Although it is not well-documented, we do support chained attribute
names on the right-side of the expression [1]. Does that do what you are
describing here, or do we need to extend it to support a similar syntax
on the left side of the expression.

[1] http://git.openstack.org/cgit/openstack/oslo.policy/tree/oslo_policy/_checks.py#n288

[snip]

> So the question to oslo.policy maintainers is: whether all that is
> said above makes sense, and if so, whether we may now consider
> exposing those private symbols (+ maybe OrCheck, NotCheck, and other
> primitives that are logically bound to AndCheck) as part of public
> API. If community agrees with my analysis and justification for the
> change, I am happy to propose a patch that would do just that.

I think so, yes.

> PS: one more question to oslo.policy maintainers is whether consuming
> projects may rely on Enforcer.rules attribute being present, and
> following dict semantics, as it currently does.

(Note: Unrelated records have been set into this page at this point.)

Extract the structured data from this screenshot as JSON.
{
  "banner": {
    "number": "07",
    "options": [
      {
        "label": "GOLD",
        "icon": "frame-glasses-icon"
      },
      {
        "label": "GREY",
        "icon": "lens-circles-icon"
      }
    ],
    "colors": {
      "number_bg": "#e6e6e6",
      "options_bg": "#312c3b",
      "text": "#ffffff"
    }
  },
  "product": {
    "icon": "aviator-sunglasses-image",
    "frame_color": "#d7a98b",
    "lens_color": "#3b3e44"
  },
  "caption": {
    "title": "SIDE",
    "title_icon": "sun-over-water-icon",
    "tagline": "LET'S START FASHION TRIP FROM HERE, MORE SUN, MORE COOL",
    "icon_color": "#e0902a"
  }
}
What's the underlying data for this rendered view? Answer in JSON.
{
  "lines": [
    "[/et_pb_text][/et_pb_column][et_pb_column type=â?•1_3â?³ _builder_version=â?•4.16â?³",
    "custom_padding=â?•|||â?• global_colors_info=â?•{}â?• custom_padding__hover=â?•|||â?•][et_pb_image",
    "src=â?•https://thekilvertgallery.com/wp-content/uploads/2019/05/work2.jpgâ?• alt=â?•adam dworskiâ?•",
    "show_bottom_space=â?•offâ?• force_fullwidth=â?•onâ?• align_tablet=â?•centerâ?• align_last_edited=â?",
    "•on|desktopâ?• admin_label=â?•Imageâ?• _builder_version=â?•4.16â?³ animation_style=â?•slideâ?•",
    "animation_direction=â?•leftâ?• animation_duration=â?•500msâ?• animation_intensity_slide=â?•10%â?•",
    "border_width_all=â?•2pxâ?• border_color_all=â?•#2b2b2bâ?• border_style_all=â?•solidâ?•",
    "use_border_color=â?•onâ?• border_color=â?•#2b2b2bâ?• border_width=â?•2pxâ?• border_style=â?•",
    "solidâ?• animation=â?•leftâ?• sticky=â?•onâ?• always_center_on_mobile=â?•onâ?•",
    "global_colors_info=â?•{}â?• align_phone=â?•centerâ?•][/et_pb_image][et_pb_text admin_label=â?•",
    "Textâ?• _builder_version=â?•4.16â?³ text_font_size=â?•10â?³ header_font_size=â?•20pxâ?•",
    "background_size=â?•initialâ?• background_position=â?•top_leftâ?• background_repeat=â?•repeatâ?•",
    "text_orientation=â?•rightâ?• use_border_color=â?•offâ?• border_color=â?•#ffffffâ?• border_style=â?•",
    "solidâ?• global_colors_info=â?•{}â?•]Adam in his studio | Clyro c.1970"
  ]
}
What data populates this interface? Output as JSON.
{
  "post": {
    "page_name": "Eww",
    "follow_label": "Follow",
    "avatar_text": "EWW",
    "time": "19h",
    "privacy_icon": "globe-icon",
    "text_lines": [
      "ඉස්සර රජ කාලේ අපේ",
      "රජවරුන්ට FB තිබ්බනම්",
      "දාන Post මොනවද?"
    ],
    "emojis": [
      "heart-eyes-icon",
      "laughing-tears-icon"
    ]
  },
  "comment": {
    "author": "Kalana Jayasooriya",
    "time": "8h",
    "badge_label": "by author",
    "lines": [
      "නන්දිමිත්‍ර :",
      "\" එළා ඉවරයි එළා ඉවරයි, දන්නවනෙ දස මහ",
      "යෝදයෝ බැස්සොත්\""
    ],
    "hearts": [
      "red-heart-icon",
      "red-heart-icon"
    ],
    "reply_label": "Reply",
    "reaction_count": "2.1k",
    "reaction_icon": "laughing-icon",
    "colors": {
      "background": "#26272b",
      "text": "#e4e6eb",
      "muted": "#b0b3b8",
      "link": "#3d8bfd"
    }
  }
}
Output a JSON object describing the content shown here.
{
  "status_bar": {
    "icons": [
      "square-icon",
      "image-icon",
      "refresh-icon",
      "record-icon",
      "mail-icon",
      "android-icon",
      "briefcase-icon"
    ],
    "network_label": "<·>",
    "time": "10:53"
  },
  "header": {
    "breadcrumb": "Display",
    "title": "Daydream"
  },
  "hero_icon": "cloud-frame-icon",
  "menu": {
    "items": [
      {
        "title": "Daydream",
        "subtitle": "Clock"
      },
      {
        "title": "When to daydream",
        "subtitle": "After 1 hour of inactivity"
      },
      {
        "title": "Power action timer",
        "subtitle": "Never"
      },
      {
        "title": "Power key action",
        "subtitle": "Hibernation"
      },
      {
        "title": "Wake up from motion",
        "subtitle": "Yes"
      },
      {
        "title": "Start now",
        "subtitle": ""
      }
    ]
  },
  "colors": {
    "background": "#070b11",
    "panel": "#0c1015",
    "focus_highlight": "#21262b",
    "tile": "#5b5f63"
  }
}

Neutron and other
> projects (like Nova) relies on the attribute, while it's not really
> documented in official library documentation. We may need
> clarification on whether its usage is supported, and document it
> appropriately.

I think it's a really really bad idea for any project to be building
application-specific behavior on top of the policy engine. App-specific
*policies* make sense. But making the evaluation of policy rules
different across the applications largely defeats the purpose of
having a common language for expressing those rules in the first
place. Come contribute changes to oslo.policy if it doesn't do what
you need. Oslo was started to provide a place for otherwise disparate
teams to collaborate. We should do more of that.